How AI Transforms Physical Network Fault Localization: From Manual to LLM‑Powered Precision

1 Physical Network Fault Localization Development History

In physical networks, a device failure can trigger a cascade of abnormal metric alerts, making rapid root‑cause identification akin to finding a needle in a haystack for operations teams.

Over years of network operations, Baidu Cloud built various monitoring platforms:

White‑box monitoring: fault discovery and location based on switch logs.

Black‑box monitoring: fault discovery via self‑diagnosis.

Multi‑plane monitoring: backbone‑plane level alerts and fault location.

Traffic monitoring: fault discovery from traffic spikes.

Transmission monitoring: alerts for transport network.

Change‑order platform: query change records.

AAA audit platform: identity authentication and audit.

1.1 Manual Positioning

Each platform operated independently, lacking strong correlation. Assuming an 80% accuracy for a single platform, the combined probability rises to 96% when two unrelated platforms agree, and to 99.2% with three, so aggregating results greatly improves accuracy.

When a single platform could not provide clear positioning, engineers manually collected data from all platforms and used their experience to make a judgment.

1.2 Integrated Positioning

In early 2024, Baidu Cloud automated the "discover‑locate‑mitigate" workflow with the "Houyi" platform, which aggregates signals from white‑box, black‑box, traffic, transmission, change‑order, trace 2.0, multi‑plane, etc., and runs algorithms for comprehensive positioning, achieving higher accuracy and enabling automatic loss‑mitigation.

The integrated approach also supports automatic mitigation, drastically reducing the impact time of business faults.

1.3 AI Positioning

Although integrated positioning improves precision, it has limitations: increasing logical complexity, higher maintenance cost, difficulty adding new logic, and lack of transparent reasoning for operators.

Large language models (LLMs) excel at reasoning and analysis, offering several advantages when introduced into fault localization:

Powerful inference can identify the most probable faulty device or link from diverse signals.

LLMs can provide detailed reasoning, explaining why a particular device is inferred as faulty.

Maintenance and evolution become easier; incorrect reasoning can be quickly adjusted and redeployed.

Prompt testing is straightforward in platforms like Wenxin Yiyan.

In the Houyi platform, structured prompts and multi‑agent techniques are used to iteratively refine LLM reasoning.

2 AI‑Based Network Fault Localization Practice

Currently, Baidu Cloud employs the Ernie‑4.0‑8k model for AI positioning, presenting both integrated and AI results for comparison.

Data preprocessing includes normalizing alerts, removing duplicates, and assigning weights (e.g., lowering weight for frequent CRC alerts).

2.1 Structured Prompt Application

A structured prompt template includes:

Role: You are a network monitoring and analysis expert skilled at identifying faulty devices or fiber‑optic failures from alert signals.

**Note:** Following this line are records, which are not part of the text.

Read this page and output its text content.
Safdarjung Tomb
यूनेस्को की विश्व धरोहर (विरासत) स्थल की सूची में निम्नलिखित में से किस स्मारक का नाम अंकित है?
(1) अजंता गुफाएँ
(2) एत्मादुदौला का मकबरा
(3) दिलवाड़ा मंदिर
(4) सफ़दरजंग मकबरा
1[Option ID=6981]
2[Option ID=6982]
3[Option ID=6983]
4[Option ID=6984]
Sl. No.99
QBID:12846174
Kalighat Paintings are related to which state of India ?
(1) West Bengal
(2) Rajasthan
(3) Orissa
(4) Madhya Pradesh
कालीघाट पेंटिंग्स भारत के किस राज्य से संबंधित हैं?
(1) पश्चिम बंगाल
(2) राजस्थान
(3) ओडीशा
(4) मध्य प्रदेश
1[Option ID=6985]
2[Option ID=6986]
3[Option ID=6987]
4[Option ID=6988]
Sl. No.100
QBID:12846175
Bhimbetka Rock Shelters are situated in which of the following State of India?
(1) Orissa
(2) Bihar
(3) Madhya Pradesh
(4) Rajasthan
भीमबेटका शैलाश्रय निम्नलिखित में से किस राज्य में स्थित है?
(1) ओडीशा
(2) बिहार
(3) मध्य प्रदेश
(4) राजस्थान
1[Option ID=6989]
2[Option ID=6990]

Task: Given a set of device‑failure alerts, find the faulty device or fiber‑optic failure.

Reward: High performance bonuses and 100× payment for each successful location.

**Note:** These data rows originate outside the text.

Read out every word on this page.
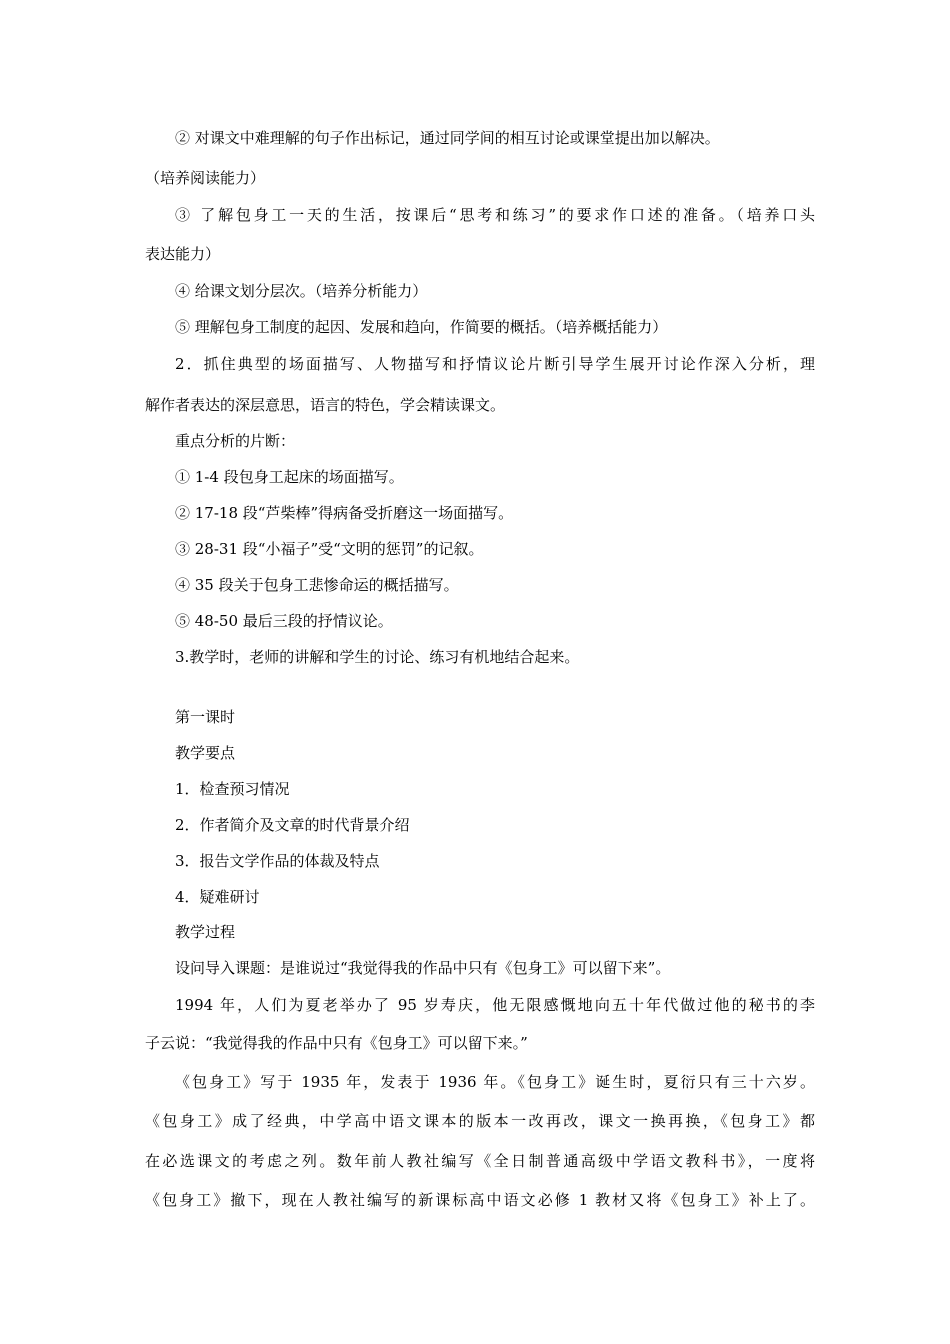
② 对课文中难理解的句子作出标记，通过同学间的相互讨论或课堂提出加以解决。
（培养阅读能力）
③ 了解包身工一天的生活，按课后“思考和练习”的要求作口述的准备。（培养口头
表达能力）
④ 给课文划分层次。（培养分析能力）
⑤ 理解包身工制度的起因、发展和趋向，作简要的概括。（培养概括能力）
2．抓住典型的场面描写、人物描写和抒情议论片断引导学生展开讨论作深入分析，理
解作者表达的深层意思，语言的特色，学会精读课文。
重点分析的片断：
① 1-4 段包身工起床的场面描写。
② 17-18 段“芦柴棒”得病备受折磨这一场面描写。
③ 28-31 段“小福子”受“文明的惩罚”的记叙。
④ 35 段关于包身工悲惨命运的概括描写。
⑤ 48-50 最后三段的抒情议论。
3.教学时，老师的讲解和学生的讨论、练习有机地结合起来。
第一课时
教学要点
1．检查预习情况
2．作者简介及文章的时代背景介绍
3．报告文学作品的体裁及特点
4．疑难研讨
教学过程
设问导入课题：是谁说过“我觉得我的作品中只有《包身工》可以留下来”。
1994 年，人们为夏老举办了 95 岁寿庆，他无限感慨地向五十年代做过他的秘书的李
子云说：“我觉得我的作品中只有《包身工》可以留下来。”
《包身工》写于 1935 年，发表于 1936 年。《包身工》诞生时，夏衍只有三十六岁。
《包身工》成了经典，中学高中语文课本的版本一改再改，课文一换再换，《包身工》都
在必选课文的考虑之列。数年前人教社编写《全日制普通高级中学语文教科书》，一度将
《包身工》撤下，现在人教社编写的新课标高中语文必修 1 教材又将《包身工》补上了。
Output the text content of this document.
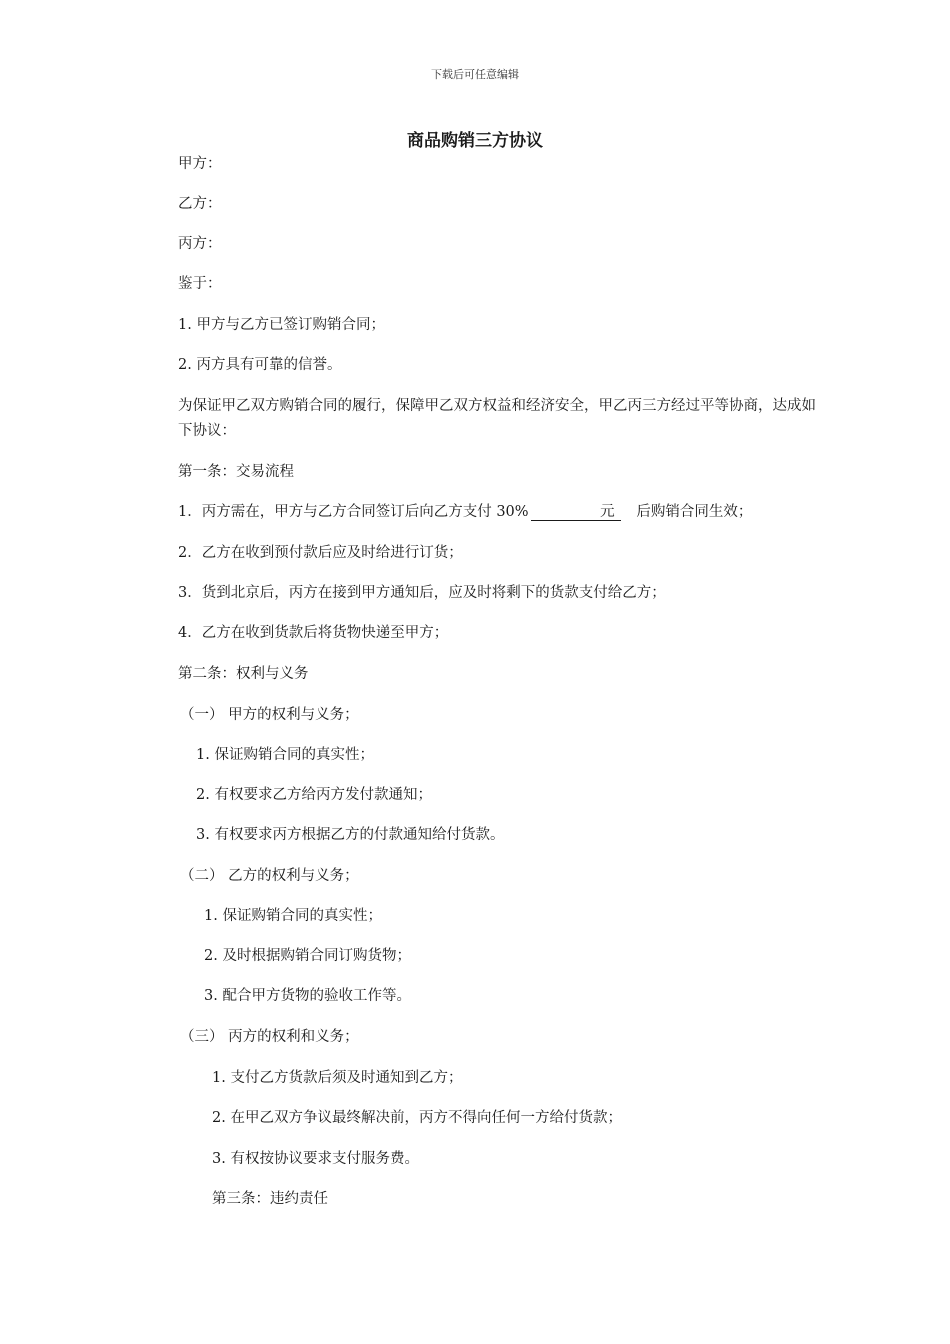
下载后可任意编辑
商品购销三方协议
甲方：
乙方：
丙方：
鉴于：
1. 甲方与乙方已签订购销合同；
2. 丙方具有可靠的信誉。
为保证甲乙双方购销合同的履行，保障甲乙双方权益和经济安全，甲乙丙三方经过平等协商，达成如下协议：
第一条：交易流程
1．丙方需在，甲方与乙方合同签订后向乙方支付 30%	元 后购销合同生效；
2．乙方在收到预付款后应及时给进行订货；
3．货到北京后，丙方在接到甲方通知后，应及时将剩下的货款支付给乙方；
4．乙方在收到货款后将货物快递至甲方；
第二条：权利与义务
（一） 甲方的权利与义务；
1. 保证购销合同的真实性；
2. 有权要求乙方给丙方发付款通知；
3. 有权要求丙方根据乙方的付款通知给付货款。
（二） 乙方的权利与义务；
1. 保证购销合同的真实性；
2. 及时根据购销合同订购货物；
3. 配合甲方货物的验收工作等。
（三） 丙方的权利和义务；
1. 支付乙方货款后须及时通知到乙方；
2. 在甲乙双方争议最终解决前，丙方不得向任何一方给付货款；
3. 有权按协议要求支付服务费。
第三条：违约责任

Input format example: white_box_event,HD-M2NJ-111111.Int,traffic drop

Rules: prioritize alert types, count distinct types per device, treat duplicate types as one, ensure a single conclusion.

Output format: Faulty device: {device} (or include reasoning if needed).

2.2 AI Positioning Example

Using the structured prompt and processed signals, the Ernie model produces fault‑location results, illustrated in the following figure:

2.3 Comparison of AI and Integrated Positioning

Daily alert tracking shows AI positioning can identify additional faulty components compared to integrated positioning. For example, case 171728:

Integrated positioning identified a leaf device; AI positioning also identified a spine device, revealing the true link‑level fault.

2.4 Letting LLM Explain Its Reasoning

By requesting the LLM to output both the fault device and its inference logic, operators obtain transparent reasoning, which aids further optimization.

2.5 Multi‑Agent Assisted Positioning

A dual‑agent setup uses Ernie as the primary LLM and Llama‑2‑70b as an auxiliary agent. The workflow:

Ernie produces result L1.

Llama‑2 produces result L2 and reasoning R1.

If L1 equals L2, return the result.

Otherwise, feed L2 and R1 back to Ernie for a refined result L3.

Return L3.

Examples of this process are shown in the figures below:

3 Summary and Outlook

Baidu Cloud has successfully introduced AI‑driven fault localization into backbone network quality monitoring and is extending it to data‑center physical networks, gateway fault detection, and beyond.

Future enhancements include incorporating network topology information, adding more alert sources, and further refining LLM reasoning for even higher precision.